Le groupe LR, qui a longuement bataillé pour tenter de durcir ce texte examiné depuis mardi, a finalement appelé à voter pour "par esprit de responsabilité" même s'il considère qu'il constitue, selon Eric Ciotti, "une occasion manquée".
A gauche, LFI a tenté sans succès de s'y opposer avec une motion de rejet. Le député "insoumis" Ugo Bernalicis a estimé qu'avec ce projet de loi "nous glissons vers un régime de plus en plus autoritaire".
Chez les socialistes, Marietta Karamanli a estimé qu'il n'y avait "aucune certitude sur l'efficacité" des mesures proposées, mais les élus du groupe ont eu liberté de vote. Pour LREM Jean-François Eliaou a salué un texte "utile et équilibré".
Le projet de loi vise notamment à faire entrer définitivement dans le droit commun quatre mesures emblématiques mais expérimentales de la loi sécurité intérieure et lutte contre le terrorisme (Silt) de 2017.
Périmètres de sécurité, fermeture de lieux de culte, mesures individuelles de contrôle administratif et de surveillance (Micas) et visites domiciliaires: ces quatre dispositions de police administrative avaient pris la suite de mesures de l'état d'urgence, mises en oeuvre pendant deux années après les sanglants attentats de Paris et Saint-Denis le 13 novembre 2015.

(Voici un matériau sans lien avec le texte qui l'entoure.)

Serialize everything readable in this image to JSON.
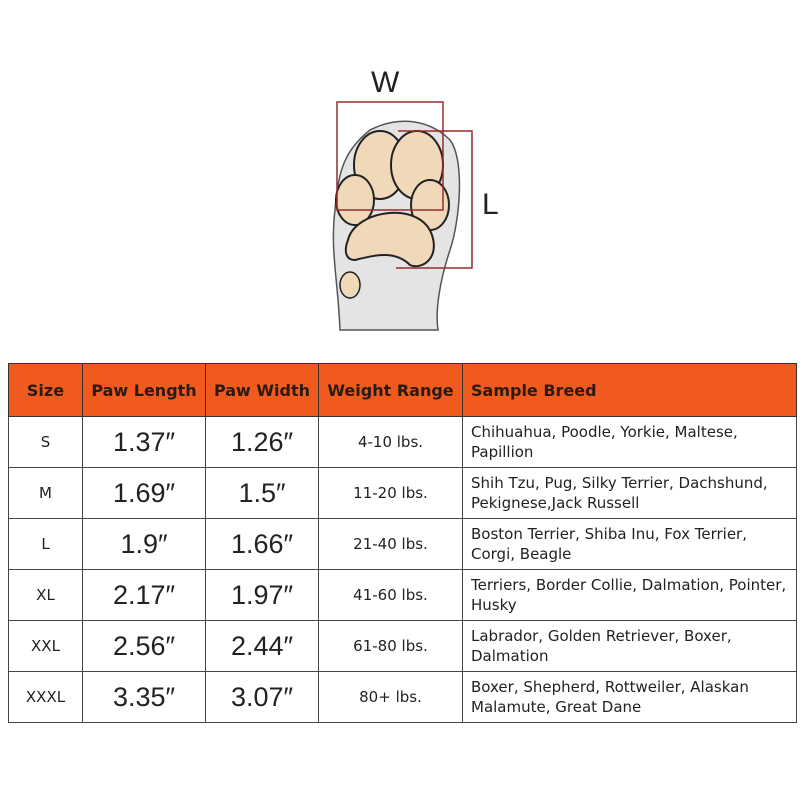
{
  "diagram": {
    "width_label": "W",
    "length_label": "L",
    "box_color": "#9b2a2a",
    "pad_color": "#efd9b8"
  },
  "table": {
    "header_color": "#f15a1e",
    "headers": [
      "Size",
      "Paw Length",
      "Paw Width",
      "Weight Range",
      "Sample Breed"
    ],
    "rows": [
      {
        "size": "S",
        "length": "1.37″",
        "width": "1.26″",
        "weight": "4-10 lbs.",
        "breed": "Chihuahua, Poodle, Yorkie, Maltese, Papillion"
      },
      {
        "size": "M",
        "length": "1.69″",
        "width": "1.5″",
        "weight": "11-20 lbs.",
        "breed": "Shih Tzu, Pug, Silky Terrier, Dachshund, Pekignese,Jack Russell"
      },
      {
        "size": "L",
        "length": "1.9″",
        "width": "1.66″",
        "weight": "21-40 lbs.",
        "breed": "Boston Terrier, Shiba Inu, Fox Terrier, Corgi, Beagle"
      },
      {
        "size": "XL",
        "length": "2.17″",
        "width": "1.97″",
        "weight": "41-60 lbs.",
        "breed": "Terriers, Border Collie, Dalmation, Pointer, Husky"
      },
      {
        "size": "XXL",
        "length": "2.56″",
        "width": "2.44″",
        "weight": "61-80 lbs.",
        "breed": "Labrador, Golden Retriever, Boxer, Dalmation"
      },
      {
        "size": "XXXL",
        "length": "3.35″",
        "width": "3.07″",
        "weight": "80+ lbs.",
        "breed": "Boxer, Shepherd, Rottweiler, Alaskan Malamute, Great Dane"
      }
    ]
  }
}
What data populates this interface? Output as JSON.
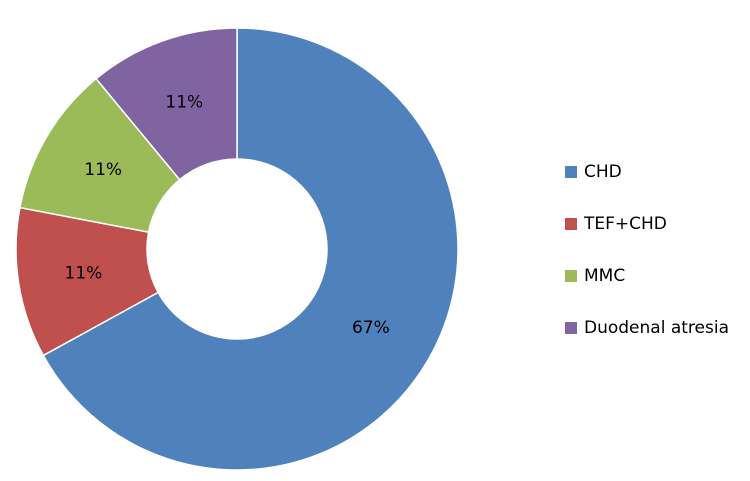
{
  "chart_data": {
    "type": "donut",
    "categories": [
      "CHD",
      "TEF+CHD",
      "MMC",
      "Duodenal atresia"
    ],
    "values": [
      67,
      11,
      11,
      11
    ],
    "value_labels": [
      "67%",
      "11%",
      "11%",
      "11%"
    ],
    "colors": [
      "#4f81bd",
      "#c0504d",
      "#9bbb59",
      "#8064a2"
    ],
    "legend": "right"
  }
}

"Guantanamo à la française"
En toile de fond, l'inquiétude des acteurs de la lutte antiterroriste autour de la libération des détenus condamnés pour actes de terrorisme.
Annoncé dans la foulée de l'attentat contre une fonctionnaire de police à Rambouillet (Yvelines), ce nouveau projet de loi était programmé de longue date.
Et près d'un an après la censure par le Conseil Constitutionnel d'une proposition de loi LREM instaurant des mesures de sûreté, le gouvernement propose deux volets de mesures pour éviter les "sorties sèches".
Il a ainsi choisi de muscler les mesures individuelles de contrôle administratif et de surveillance en les allongeant jusqu'à deux ans cumulés pour certains ex-détenus condamnés pour terrorisme.
Le projet prévoit ainsi l'interdiction, pour une personne sous surveillance et assignée dans un périmètre de résidence, d'être présente lors d'un évènement exposé à un risque terroriste particulier.
Le député Bernalicis s'est dit "pas d'accord pour mettre des privations de liberté sur des personnes qui n'ont pas commis d'infractions".
Eric Ciotti a à l'inverse fustigé "la faiblesse de nos outils par rapport à la gravité des menaces" des "bombes humaines qui vont sortir de prison". Il a prôné une révision constitutionnelle pour pouvoir "changer de cadre" en matière de lutte antiterroriste.
Outre l'écueil d'une possible censure du Conseil constitutionnel, M. Dupond-Moretti a dénoncé dans la "surenchère" de la droite le risque d'aboutir à un "Guantanamo à la française".
Un autre volet concerne le renseignement, avec pour objectif de tirer les conséquences des évolutions technologiques et juridiques de ces cinq dernières années.
Les services disposeront d'un régime particulier de conservation des renseignements pour améliorer les outils d'intelligence artificielle, pourront intercepter des communications satellitaires.
La technique dite de l'algorithme qui permet d'analyser des données de navigation sur internet fournies par les opérateurs télécoms, pérennisée, est étendue aux URL de connexion.
Le projet propose en outre de libéraliser l'accès à certaines archives à des fins d'études et de recherches, sans dissiper les craintes d'historiens.